I.J. Good and the Intelligence Explosion

In 1965 the British mathematician Irving John Good published “Speculations Concerning the First Ultraintelligent Machine” in Advances in Computers, Volume 6 (Academic Press). Good was a statistician who had worked with Alan Turing on codebreaking at Bletchley Park during the Second World War, and the paper carries his affiliations at Trinity College, Oxford and the Atlas Computer Laboratory. It is the earliest clear statement of what is now called the intelligence explosion.

The paper’s central argument is compact. Good wrote: “Let an ultraintelligent machine be defined as a machine that can far surpass all the intellectual activities of any man however clever. Since the design of machines is one of these intellectual activities, an ultraintelligent machine could design even better machines; there would then unquestionably be an ‘intelligence explosion,’ and the intelligence of man would be left far behind.” Because the machine could recursively improve its own successors, he reasoned that “the first ultraintelligent machine is the last invention that man need ever make.”

Good attached a crucial condition to that optimism: the outcome holds only “provided that the machine is docile enough to tell us how to keep it under control.” That qualifier prefigures the modern control and alignment problem decades before it had a name. The first draft of the monograph was completed in April 1963 and the published version slightly amended in May 1964.

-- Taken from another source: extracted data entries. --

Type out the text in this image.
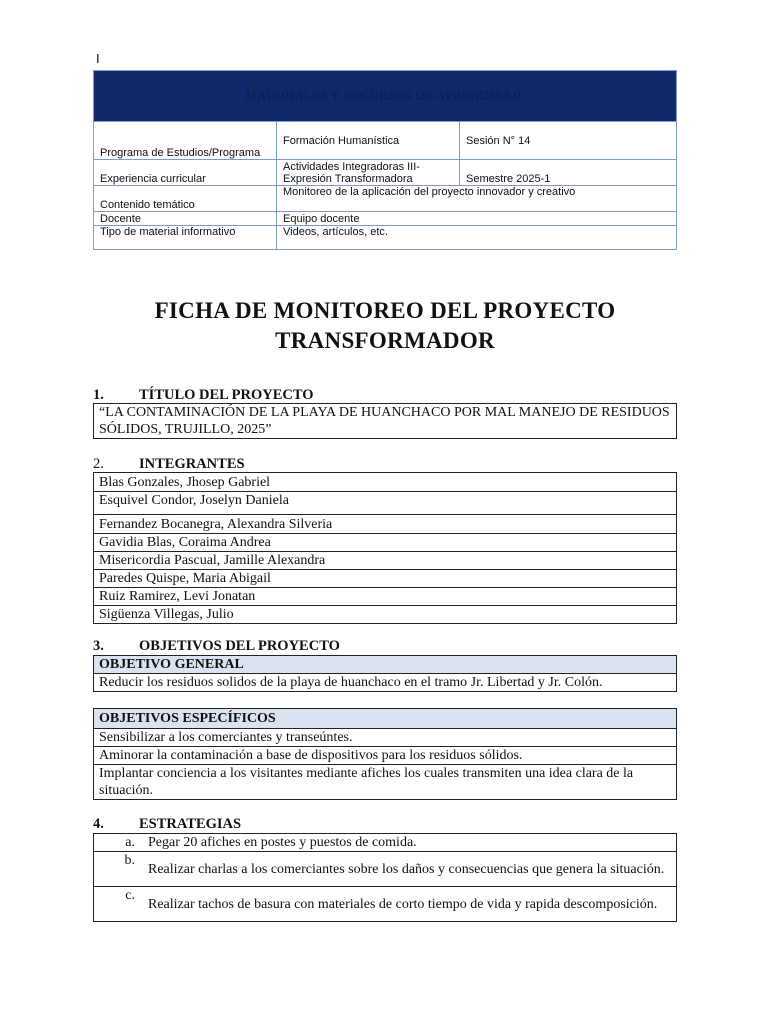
I
MATERIALES Y RECURSOS DE APRENDIZAJE		
Programa de Estudios/Programa	Formación Humanística	Sesión N° 14
Experiencia curricular	Actividades Integradoras III- Expresión Transformadora	Semestre 2025-1
Contenido temático	Monitoreo de la aplicación del proyecto innovador y creativo	
Docente	Equipo docente	
Tipo de material informativo	Videos, artículos, etc.	
FICHA DE MONITOREO DEL PROYECTO
TRANSFORMADOR
1. TÍTULO DEL PROYECTO
“LA CONTAMINACIÓN DE LA PLAYA DE HUANCHACO POR MAL MANEJO DE RESIDUOS SÓLIDOS, TRUJILLO, 2025”
2. INTEGRANTES
Blas Gonzales, Jhosep Gabriel
Esquivel Condor, Joselyn Daniela
Fernandez Bocanegra, Alexandra Silveria
Gavidia Blas, Coraima Andrea
Misericordia Pascual, Jamille Alexandra
Paredes Quispe, Maria Abigail
Ruiz Ramirez, Levi Jonatan
Sigüenza Villegas, Julio
3. OBJETIVOS DEL PROYECTO
OBJETIVO GENERAL
Reducir los residuos solidos de la playa de huanchaco en el tramo Jr. Libertad y Jr. Colón.
OBJETIVOS ESPECÍFICOS
Sensibilizar a los comerciantes y transeúntes.
Aminorar la contaminación a base de dispositivos para los residuos sólidos.
Implantar conciencia a los visitantes mediante afiches los cuales transmiten una idea clara de la situación.
4. ESTRATEGIAS
a.	Pegar 20 afiches en postes y puestos de comida.
b.	Realizar charlas a los comerciantes sobre los daños y consecuencias que genera la situación.
c.	Realizar tachos de basura con materiales de corto tiempo de vida y rapida descomposición.
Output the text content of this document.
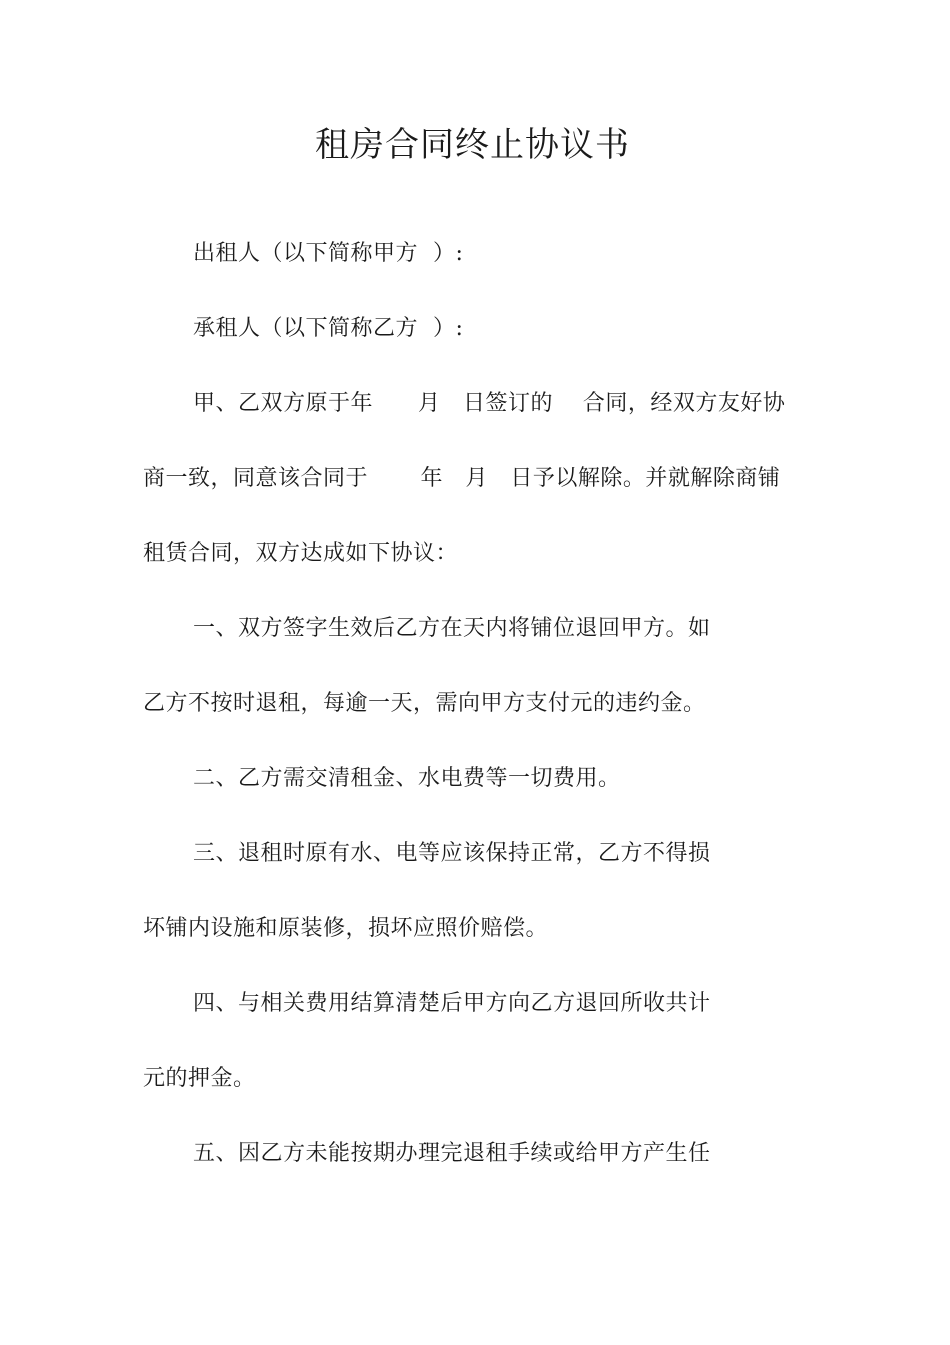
租房合同终止协议书
出租人（以下简称甲方  ）:
承租人（以下简称乙方  ）:
甲、乙双方原于年      月   日签订的    合同，经双方友好协
商一致，同意该合同于       年   月   日予以解除。并就解除商铺
租赁合同，双方达成如下协议：
一、双方签字生效后乙方在天内将铺位退回甲方。如
乙方不按时退租，每逾一天，需向甲方支付元的违约金。
二、乙方需交清租金、水电费等一切费用。
三、退租时原有水、电等应该保持正常，乙方不得损
坏铺内设施和原装修，损坏应照价赔偿。
四、与相关费用结算清楚后甲方向乙方退回所收共计
元的押金。
五、因乙方未能按期办理完退租手续或给甲方产生任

The intelligence-explosion idea later became a load-bearing assumption for much of the existential-risk literature, including Nick Bostrom’s 2014 book Superintelligence. The scanned reprint hosted at Virginia Tech’s statistics department resolves to the genuine Advances in Computers article; the ScienceDirect entry (DOI 10.1016/S0065-2458(08)60418-0) is the canonical publisher record, though its full text sits behind a paywall.